Pour le reste, il y a des dieux partout, sauf à cet endroit. C’est le problème fatalement de ce labyrinthe de peau, de muscles et d’ossement. Cette pièce n’a pas dieux, pas la moindre petite trace de l’un d’eux. Fatalement, moi qui suis la voix du dieu du couteau, c’est peut être de là que me vient cette aversion pour cet endroit ? Un repaire de damnée. Il s’emporte dans ses paroles. Je pourrais presque tomber dans ce petit jeu. Mais j’en connais trop bien les ficelles. Je sais ce que cachent ces envolées lyriques et ces belles paroles. Je l’ai utilisé trop de fois sur mes sœurs, pour les envoyés, dans une bataille perdue d’avance, à la mort. Tu me laisses être ce que je veux ? Bien. Alors je serais la pierre à aiguiser qui fera de l’humanité une lame capable d’imposer sa logique de la force à tous les autres. Je serais la mère qui prendra les décisions difficiles pour ses enfants pour qu’ils puissent s’élever. Je serais la lame que tu sortiras de son fourreau pour qu’elle aille chercher ton sang. J’accepte cet échange, prophète d’Arès.
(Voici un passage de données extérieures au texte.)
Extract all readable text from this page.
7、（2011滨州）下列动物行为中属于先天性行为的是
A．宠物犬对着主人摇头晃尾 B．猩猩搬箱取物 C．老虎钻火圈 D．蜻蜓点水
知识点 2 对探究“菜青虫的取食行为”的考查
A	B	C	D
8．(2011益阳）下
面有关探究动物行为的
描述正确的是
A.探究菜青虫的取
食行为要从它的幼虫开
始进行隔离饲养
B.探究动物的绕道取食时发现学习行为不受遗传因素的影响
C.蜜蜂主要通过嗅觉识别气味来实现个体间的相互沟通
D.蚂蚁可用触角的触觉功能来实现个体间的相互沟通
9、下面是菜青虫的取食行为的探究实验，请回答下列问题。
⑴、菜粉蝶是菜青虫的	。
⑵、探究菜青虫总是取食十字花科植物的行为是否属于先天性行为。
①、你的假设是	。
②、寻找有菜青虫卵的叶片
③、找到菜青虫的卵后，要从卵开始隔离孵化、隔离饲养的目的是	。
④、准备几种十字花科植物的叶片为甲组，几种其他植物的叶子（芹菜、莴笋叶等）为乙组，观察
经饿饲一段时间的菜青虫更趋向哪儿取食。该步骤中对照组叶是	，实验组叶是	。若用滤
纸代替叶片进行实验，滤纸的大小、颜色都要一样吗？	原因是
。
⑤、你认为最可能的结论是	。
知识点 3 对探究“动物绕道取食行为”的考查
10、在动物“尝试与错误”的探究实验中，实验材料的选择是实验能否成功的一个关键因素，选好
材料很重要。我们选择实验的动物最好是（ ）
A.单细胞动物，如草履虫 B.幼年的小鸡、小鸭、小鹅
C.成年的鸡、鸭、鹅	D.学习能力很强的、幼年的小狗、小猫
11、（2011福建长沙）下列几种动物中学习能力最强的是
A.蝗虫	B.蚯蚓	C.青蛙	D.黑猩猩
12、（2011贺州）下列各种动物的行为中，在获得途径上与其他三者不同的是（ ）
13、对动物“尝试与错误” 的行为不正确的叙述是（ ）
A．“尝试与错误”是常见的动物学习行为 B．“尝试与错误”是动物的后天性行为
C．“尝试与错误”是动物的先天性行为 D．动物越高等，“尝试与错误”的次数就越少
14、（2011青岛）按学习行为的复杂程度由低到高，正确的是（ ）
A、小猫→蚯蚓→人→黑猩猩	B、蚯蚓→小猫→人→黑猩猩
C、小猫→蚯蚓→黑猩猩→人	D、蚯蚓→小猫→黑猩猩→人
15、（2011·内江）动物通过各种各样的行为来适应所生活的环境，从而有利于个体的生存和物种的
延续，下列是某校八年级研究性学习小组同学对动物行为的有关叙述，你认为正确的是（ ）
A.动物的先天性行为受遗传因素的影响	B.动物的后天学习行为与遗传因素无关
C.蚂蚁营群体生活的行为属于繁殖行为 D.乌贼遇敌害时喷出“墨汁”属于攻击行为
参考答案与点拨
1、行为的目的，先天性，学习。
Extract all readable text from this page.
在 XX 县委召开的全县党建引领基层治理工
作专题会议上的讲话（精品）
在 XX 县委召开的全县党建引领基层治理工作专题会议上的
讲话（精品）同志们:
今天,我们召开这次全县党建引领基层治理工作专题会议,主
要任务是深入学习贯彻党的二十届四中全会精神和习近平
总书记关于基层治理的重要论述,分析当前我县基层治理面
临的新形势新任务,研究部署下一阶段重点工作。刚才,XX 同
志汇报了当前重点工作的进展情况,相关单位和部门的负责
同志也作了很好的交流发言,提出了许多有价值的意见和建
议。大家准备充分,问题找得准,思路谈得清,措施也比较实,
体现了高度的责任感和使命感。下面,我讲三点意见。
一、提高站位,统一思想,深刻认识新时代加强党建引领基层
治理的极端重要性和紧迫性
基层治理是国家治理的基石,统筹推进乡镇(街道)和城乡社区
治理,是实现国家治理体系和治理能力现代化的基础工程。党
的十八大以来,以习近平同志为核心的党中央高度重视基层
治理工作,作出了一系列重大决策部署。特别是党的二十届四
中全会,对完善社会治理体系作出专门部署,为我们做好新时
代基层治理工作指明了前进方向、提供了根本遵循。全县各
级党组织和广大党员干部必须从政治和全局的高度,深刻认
Il pourra sûrement voir que son discours ne m’a pas impressionné, qu’il ne m’a pas fait frémir, comme on ne peut faire frémir un général avec ce genre de discours. Mais j’en comprends la nécessité.

« - J’aspire à prêcher pour mon propre dieu, Zvezdan. Si tu es prophète de ton Arès, je suis prophétesse du couteau. Je suis la lame qui taille la faiblesse pour ne laisser que la force. Je suis la mère qui aide les enfants à grandir, même si c’est douloureux pour eux. Je suis la sœur qui protège la tribue. Alors je serais la guerre dont tu as besoin, car ce que tu veux que je sois, correspond à ce que je suis. »

Je lui réponds sur le même ton. S’il sait ce en quoi il croit, je le sais également. La logique de l’épée et le tranchant du couteau font parti de moi depuis que je suis petite, depuis que j’ai pour la première fois, trempé mes mains dans le sang et reçu le cadeau des mères.

« - Qu’est-ce que t’as raconté ma sœur ? »

Cela devrait te permettre de poser tes questions, Zvezdan.